Donald Trump había anunciado en su campaña presidencial de 2017 que una de sus promesas era «poner fin a las guerras interminables de Estados Unidos», en una referencia directa a Afganistán. Los rebeldes talibanes ponían en jaque año tras año a las tropas norteamericanas, y los sucesivos gobiernos en Kabul eran incapaces der asegurar por sí solos la seguridad y estabilidad. Lo sorprendente de esa actitud, típicamente republicana, fue que el demócrata Joe Biden la compartió a su llegada a la Casa Blanca; y la sigue manteniendo.

Durante sus dos décadas de ocupación, EE.UU. tuvo 2.400 bajas militares en la lucha contra los rebeldes, una cifra muy pequeña respecto a las que registró el otro bando sin contar las muertes de civiles inocentes. Pero el clima de desesperanza se impuso en Washington, que solo pidió a los talibanes una condición para retirarse: no volver a utilizar su país como cobijo de movimientos yihadistas globales como Al Qaida.
Hace un año, en agosto de 2022, un dron norteamericano mató al líder de Al Qaida, Ayman Al Zawahiri, en Kabul. La acción puso de relieve que Afganistán había vuelto a ser refugio de la 'bestia negra' de Estados Unidos.
A diferencia de la realidad en 2001 los talibanes actúan hoy con más recato. Hace veintidós años, los atentados del 11 de septiembre en Estados Unidos y la presencia de Bin Laden en Afganistán despertaron la furia de la superpotencia, que en solo un mes organizó una coalición, invadió el país y puso en fuga a toda la jerarquía talibán, que se refugió en la frontera con Pakistán.
Dos años después de su salida de Afganistán, los llamados Acuerdos de Doha para la retirada norteamericana siguen siendo un ejemplo perfecto de lo que no debe ser proclamado como 'pacto'. El 29 de enero de 2021, el representante norteamericano se comprometió en las negociaciones de Doha a cumplir un calendario de retirada militar completa en 14 meses, a cambio de que los talibanes se comprometieran tan solo a «negociar la paz» con el régimen existente en Kabul.

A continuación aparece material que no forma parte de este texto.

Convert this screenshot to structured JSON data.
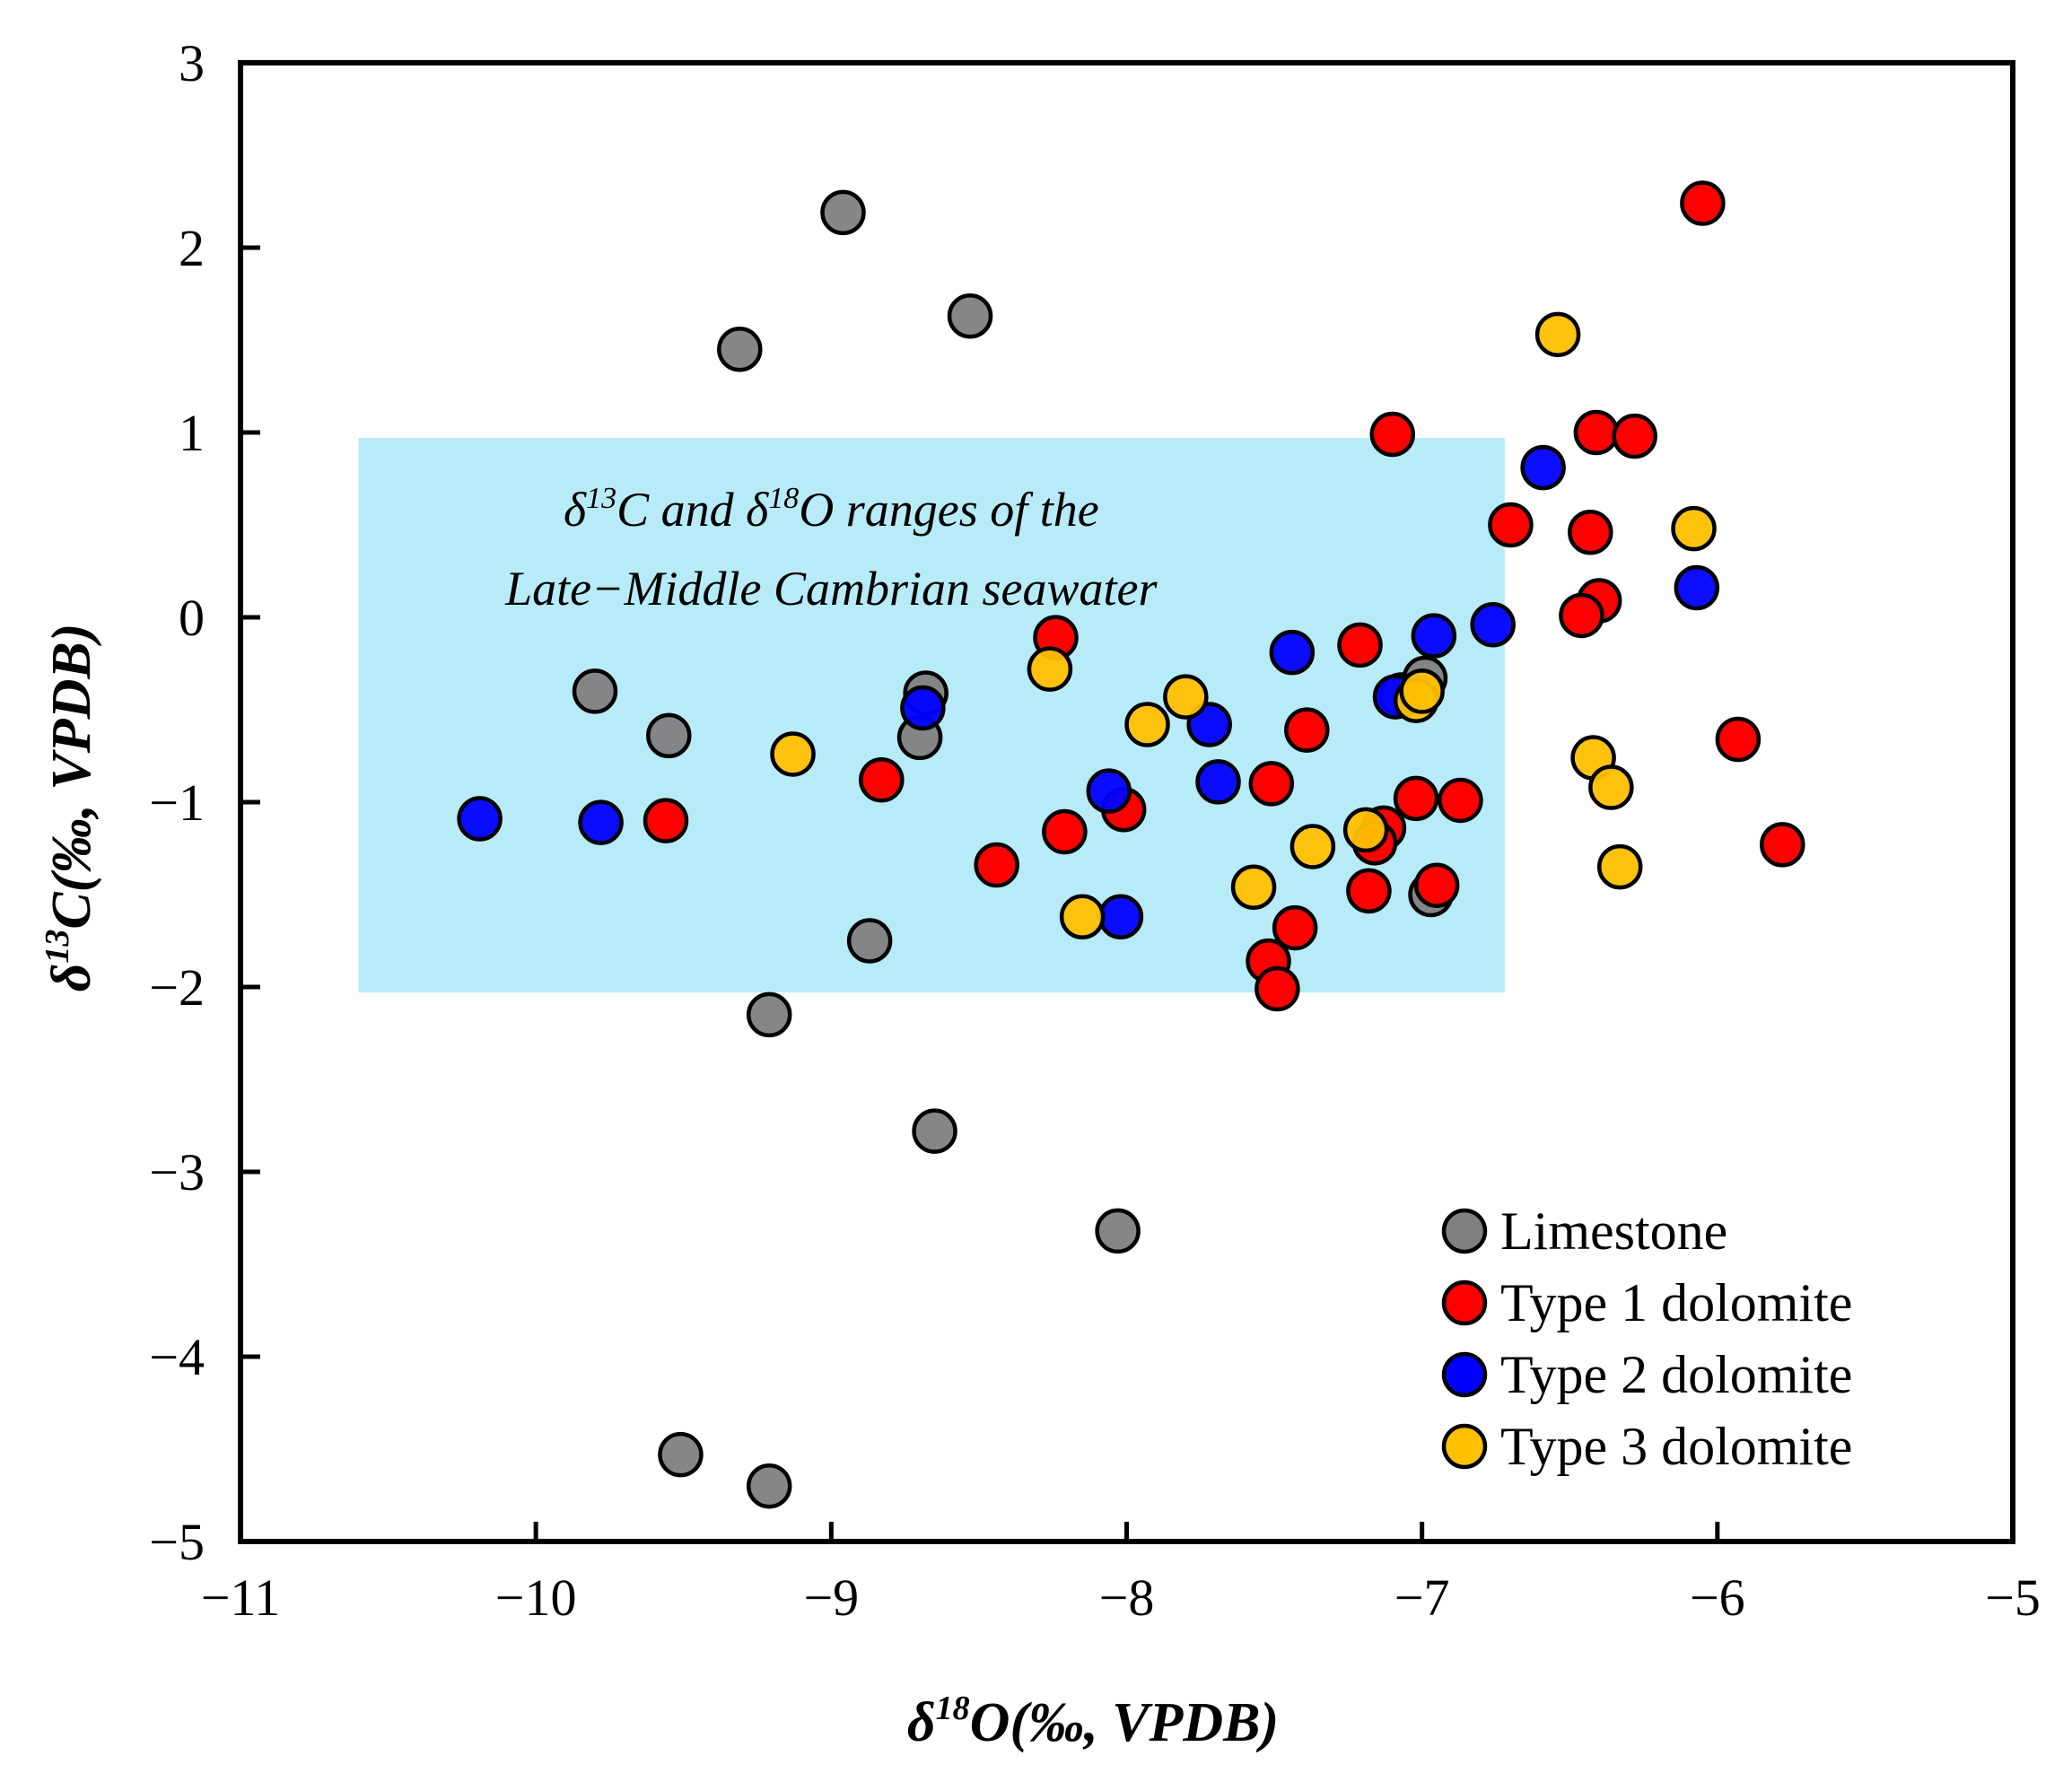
{
  "chart_data": {
    "type": "scatter",
    "xlabel": {
      "prefix": "δ",
      "sup": "18",
      "rest": "O(‰, VPDB)"
    },
    "ylabel": {
      "prefix": "δ",
      "sup": "13",
      "rest": "C(‰, VPDB)"
    },
    "xlim": [
      -11,
      -5
    ],
    "ylim": [
      -5,
      3
    ],
    "x_ticks": [
      -11,
      -10,
      -9,
      -8,
      -7,
      -6,
      -5
    ],
    "y_ticks": [
      -5,
      -4,
      -3,
      -2,
      -1,
      0,
      1,
      2,
      3
    ],
    "x_tick_labels": [
      "−11",
      "−10",
      "−9",
      "−8",
      "−7",
      "−6",
      "−5"
    ],
    "y_tick_labels": [
      "−5",
      "−4",
      "−3",
      "−2",
      "−1",
      "0",
      "1",
      "2",
      "3"
    ],
    "shaded_region": {
      "x_range": [
        -10.6,
        -6.72
      ],
      "y_range": [
        -2.03,
        0.97
      ],
      "color": "#b7ebf7",
      "label_line1": {
        "d1": "δ",
        "s1": "13",
        "m1": "C and ",
        "d2": "δ",
        "s2": "18",
        "m2": "O ranges of the"
      },
      "label_line2": "Late−Middle Cambrian seawater",
      "label_anchor": [
        -9.0,
        0.3
      ]
    },
    "series": [
      {
        "name": "Limestone",
        "color": "#808080",
        "points": [
          [
            -8.96,
            2.19
          ],
          [
            -9.31,
            1.45
          ],
          [
            -8.53,
            1.63
          ],
          [
            -9.8,
            -0.4
          ],
          [
            -9.55,
            -0.64
          ],
          [
            -8.68,
            -0.41
          ],
          [
            -8.7,
            -0.65
          ],
          [
            -8.87,
            -1.75
          ],
          [
            -9.21,
            -2.15
          ],
          [
            -8.65,
            -2.78
          ],
          [
            -8.03,
            -3.32
          ],
          [
            -9.51,
            -4.53
          ],
          [
            -9.21,
            -4.7
          ],
          [
            -6.97,
            -1.5
          ],
          [
            -7.07,
            -0.42
          ],
          [
            -6.99,
            -0.33
          ]
        ]
      },
      {
        "name": "Type 1 dolomite",
        "color": "#ff0000",
        "points": [
          [
            -6.05,
            2.24
          ],
          [
            -7.1,
            0.99
          ],
          [
            -6.41,
            1.0
          ],
          [
            -6.28,
            0.98
          ],
          [
            -6.7,
            0.5
          ],
          [
            -6.43,
            0.46
          ],
          [
            -6.4,
            0.09
          ],
          [
            -6.46,
            0.01
          ],
          [
            -8.24,
            -0.11
          ],
          [
            -7.21,
            -0.15
          ],
          [
            -7.39,
            -0.61
          ],
          [
            -5.93,
            -0.66
          ],
          [
            -8.83,
            -0.88
          ],
          [
            -9.56,
            -1.1
          ],
          [
            -8.21,
            -1.16
          ],
          [
            -8.01,
            -1.04
          ],
          [
            -7.51,
            -0.9
          ],
          [
            -7.02,
            -0.98
          ],
          [
            -6.87,
            -0.99
          ],
          [
            -7.13,
            -1.14
          ],
          [
            -7.16,
            -1.22
          ],
          [
            -8.44,
            -1.34
          ],
          [
            -7.18,
            -1.48
          ],
          [
            -6.95,
            -1.45
          ],
          [
            -7.43,
            -1.68
          ],
          [
            -7.52,
            -1.86
          ],
          [
            -7.49,
            -2.01
          ],
          [
            -5.78,
            -1.23
          ]
        ]
      },
      {
        "name": "Type 2 dolomite",
        "color": "#0000ff",
        "points": [
          [
            -6.59,
            0.81
          ],
          [
            -6.07,
            0.16
          ],
          [
            -6.76,
            -0.04
          ],
          [
            -6.96,
            -0.1
          ],
          [
            -7.44,
            -0.19
          ],
          [
            -7.09,
            -0.43
          ],
          [
            -8.69,
            -0.49
          ],
          [
            -7.72,
            -0.58
          ],
          [
            -7.69,
            -0.89
          ],
          [
            -8.06,
            -0.94
          ],
          [
            -10.19,
            -1.09
          ],
          [
            -9.78,
            -1.11
          ],
          [
            -8.02,
            -1.62
          ]
        ]
      },
      {
        "name": "Type 3 dolomite",
        "color": "#ffc000",
        "points": [
          [
            -6.54,
            1.53
          ],
          [
            -6.08,
            0.48
          ],
          [
            -8.26,
            -0.28
          ],
          [
            -7.8,
            -0.43
          ],
          [
            -7.93,
            -0.58
          ],
          [
            -7.02,
            -0.45
          ],
          [
            -7.0,
            -0.4
          ],
          [
            -9.13,
            -0.74
          ],
          [
            -6.42,
            -0.76
          ],
          [
            -6.36,
            -0.92
          ],
          [
            -7.37,
            -1.24
          ],
          [
            -7.19,
            -1.15
          ],
          [
            -6.33,
            -1.35
          ],
          [
            -7.57,
            -1.46
          ],
          [
            -8.15,
            -1.62
          ]
        ]
      }
    ],
    "legend": {
      "position": "bottom-right",
      "entries": [
        "Limestone",
        "Type 1 dolomite",
        "Type 2 dolomite",
        "Type 3 dolomite"
      ]
    }
  }
}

En Kabul sin pegar un tiro
Un auténtico brindis al sol desde el primer momento de la firma por ambas partes. Entre febrero de 2020 y agosto de 2021 los talibanes llevaron a cabo una intensa ofensiva militar que les condujo a ir tomando, provincia a provincia, todo el país, para llegar al final del calendario en una situación de fuerza. Cuando Washington cumplió su parte y retiró su último contingente militar, los rebeldes fundamentalistas entraron en Kabul y tomaron la capital sin pegar casi un tiro.
El movimiento talibán –'estudiantes' en lengua pastún– nació en el norte de Pakistán a comienzos de los años 90, tras la retirada de los soviéticos de la vecina Afganistán. En las escuelas religiosas, o madrasas, alimentaron con dinero de Arabia Saudí su ideario islamista, en el que se mezcla una versión radical de la Sharía con el nacionalismo.
En 1998 los talibanes podían presumir de ostentar el control casi absoluto de Afganistán, y comenzaron a implantar un modelo de retorno al islam medieval mucho más vistoso que el de Jomeini. Los hombres fueron «alentados» a dejarse crecer la barba, y las mujeres forzadas a cubrir su cuerpo con el burka. El régimen prohibió la televisión y el cine, que fueron reemplazados por el espectáculo público de la aplicación de las penas de la ley islámica.
A diferencia del Irán chií –el otro modelo mundial de régimen fundamentalista en el poder– los talibanes son musulmanes suníes, la secta mayoritaria de los seguidores del Corán. No comparten, por otro lado, la aspiración de 'guerra santa mundial' que mueve a los dos grandes movimientos yihadistas suníes, Al Qaida y Estado Islámico. El modelo talibán, vinculado en el imaginario mundial al 'burka', el velo integral de la mujer, a las ejecuciones públicas de adúlteros o la amputación de manos de los ladrones, o a la imagen icónica de la destrucción de las estatuas antiguas de los Budas, es 'made in Afganistan', un modelo no exportable. Y por eso, o así lo creen los occidentales, fácil de poner en cuarentena y mirar hacia otro lado ante su drama humanitario.